Reuse: how I recycled lares4-ts to power a new product

A couple of years ago I built lares4-ts to power a Homebridge plugin for Ksenia Lares4 security panels. I maintained the plugin for a while, then someone forked it — and had more free time than me. The fork took off, I stepped back, and that was fine.

But the library stayed. Sitting there. Already doing the hard work of speaking the Lares4 WebSocket protocol.

The problem it was already solving

I didn’t want to clone what the fork was doing. So I sat with the question: what else could lares4-ts be the foundation for?

The answer came from memory. Building the library had been genuinely painful. The Lares4 protocol is chatty, lightly documented, and the only way to understand it is to stare at raw JSON frames scrolling through a terminal. No context, no history, no way to save the connection setup you just typed. Every session starting from scratch.

I’d lived through that. Anyone integrating with a Lares4 panel was living through the same thing right now.

The recycling insight

Reuse isn’t just about code. It’s about knowledge.

When I built lares4-ts, I didn’t just write a library — I learned the protocol. Which fields matter, how status transitions work, what a malformed frame looks like. That knowledge doesn’t live in the npm package. It lives in my head. And it’s just as reusable as the code.

Before starting something new, ask yourself: where have I already paid the learning cost? What could I build where that cost is already sunk?

For me the answer was obvious. A proper debug console for the Lares4 protocol. Not a browser tab, not a script. A real native tool, powered by the library that already knew how to decode every frame.

What the console is

lares4-console is a native desktop app for anyone working with Lares4 panels — integrators, home automation developers, installers debugging a deployment. Connect with IP, PIN, and sender ID, save it as a profile, reconnect with one click next time.

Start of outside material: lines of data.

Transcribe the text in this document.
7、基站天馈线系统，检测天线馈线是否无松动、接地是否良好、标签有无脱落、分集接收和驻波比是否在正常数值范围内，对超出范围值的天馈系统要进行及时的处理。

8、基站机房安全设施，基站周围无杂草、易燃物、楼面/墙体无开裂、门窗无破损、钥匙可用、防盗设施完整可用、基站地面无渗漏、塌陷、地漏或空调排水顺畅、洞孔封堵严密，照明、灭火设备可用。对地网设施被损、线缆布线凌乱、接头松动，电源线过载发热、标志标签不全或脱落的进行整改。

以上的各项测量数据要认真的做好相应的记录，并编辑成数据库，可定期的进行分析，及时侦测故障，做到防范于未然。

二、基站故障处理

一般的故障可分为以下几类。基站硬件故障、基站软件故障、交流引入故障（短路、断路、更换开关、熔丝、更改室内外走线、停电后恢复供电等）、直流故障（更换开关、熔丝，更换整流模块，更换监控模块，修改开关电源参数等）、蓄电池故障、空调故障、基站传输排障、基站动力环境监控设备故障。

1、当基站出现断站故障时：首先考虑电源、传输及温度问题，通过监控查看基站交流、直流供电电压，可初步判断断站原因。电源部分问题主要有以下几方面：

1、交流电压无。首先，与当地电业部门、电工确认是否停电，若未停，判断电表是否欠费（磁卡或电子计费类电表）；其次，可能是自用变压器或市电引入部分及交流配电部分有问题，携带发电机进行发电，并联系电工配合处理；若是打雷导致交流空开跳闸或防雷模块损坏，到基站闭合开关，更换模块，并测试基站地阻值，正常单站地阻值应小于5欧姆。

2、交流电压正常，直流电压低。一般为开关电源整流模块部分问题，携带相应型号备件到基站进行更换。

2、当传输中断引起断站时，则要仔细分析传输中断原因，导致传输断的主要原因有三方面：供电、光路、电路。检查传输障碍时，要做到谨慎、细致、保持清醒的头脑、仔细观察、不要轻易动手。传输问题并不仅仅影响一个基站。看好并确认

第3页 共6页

The workspace splits into three panes: a log of every frame, a detail view that pretty-prints whatever you select, and a command pane to send anything back. Frames are decoded through lares4-ts — you see named fields and status transitions, not raw JSON. The console shows you what the protocol means, not just what it says.

Built on Tauri 2 and React. Small binary, no Electron, full light/dark theming. macOS, Windows, Linux.

What I added on top

The core console is already useful. But with protocol comprehension handled, I had headroom for the workbench layer.

Macros let you sequence and replay commands. Triggers match incoming frames against conditions and fire actions — useful for catching timing-sensitive behavior you’d miss watching manually. Session capture writes every session to SQLite: replay it frame by frame, scrub through it, send the file to someone who can’t reach the panel. Annotations let you pin notes to frames so you still have context when reviewing later.

The takeaway

lares4-console took less time to build than lares4-ts did. Not because the console is simpler — it isn’t — but because the protocol was already solved.

Your past projects aren’t just artifacts. They’re compressed expertise. Look at what you’ve already built and ask what each one actually knows. Somewhere in there is probably a product waiting to be extracted.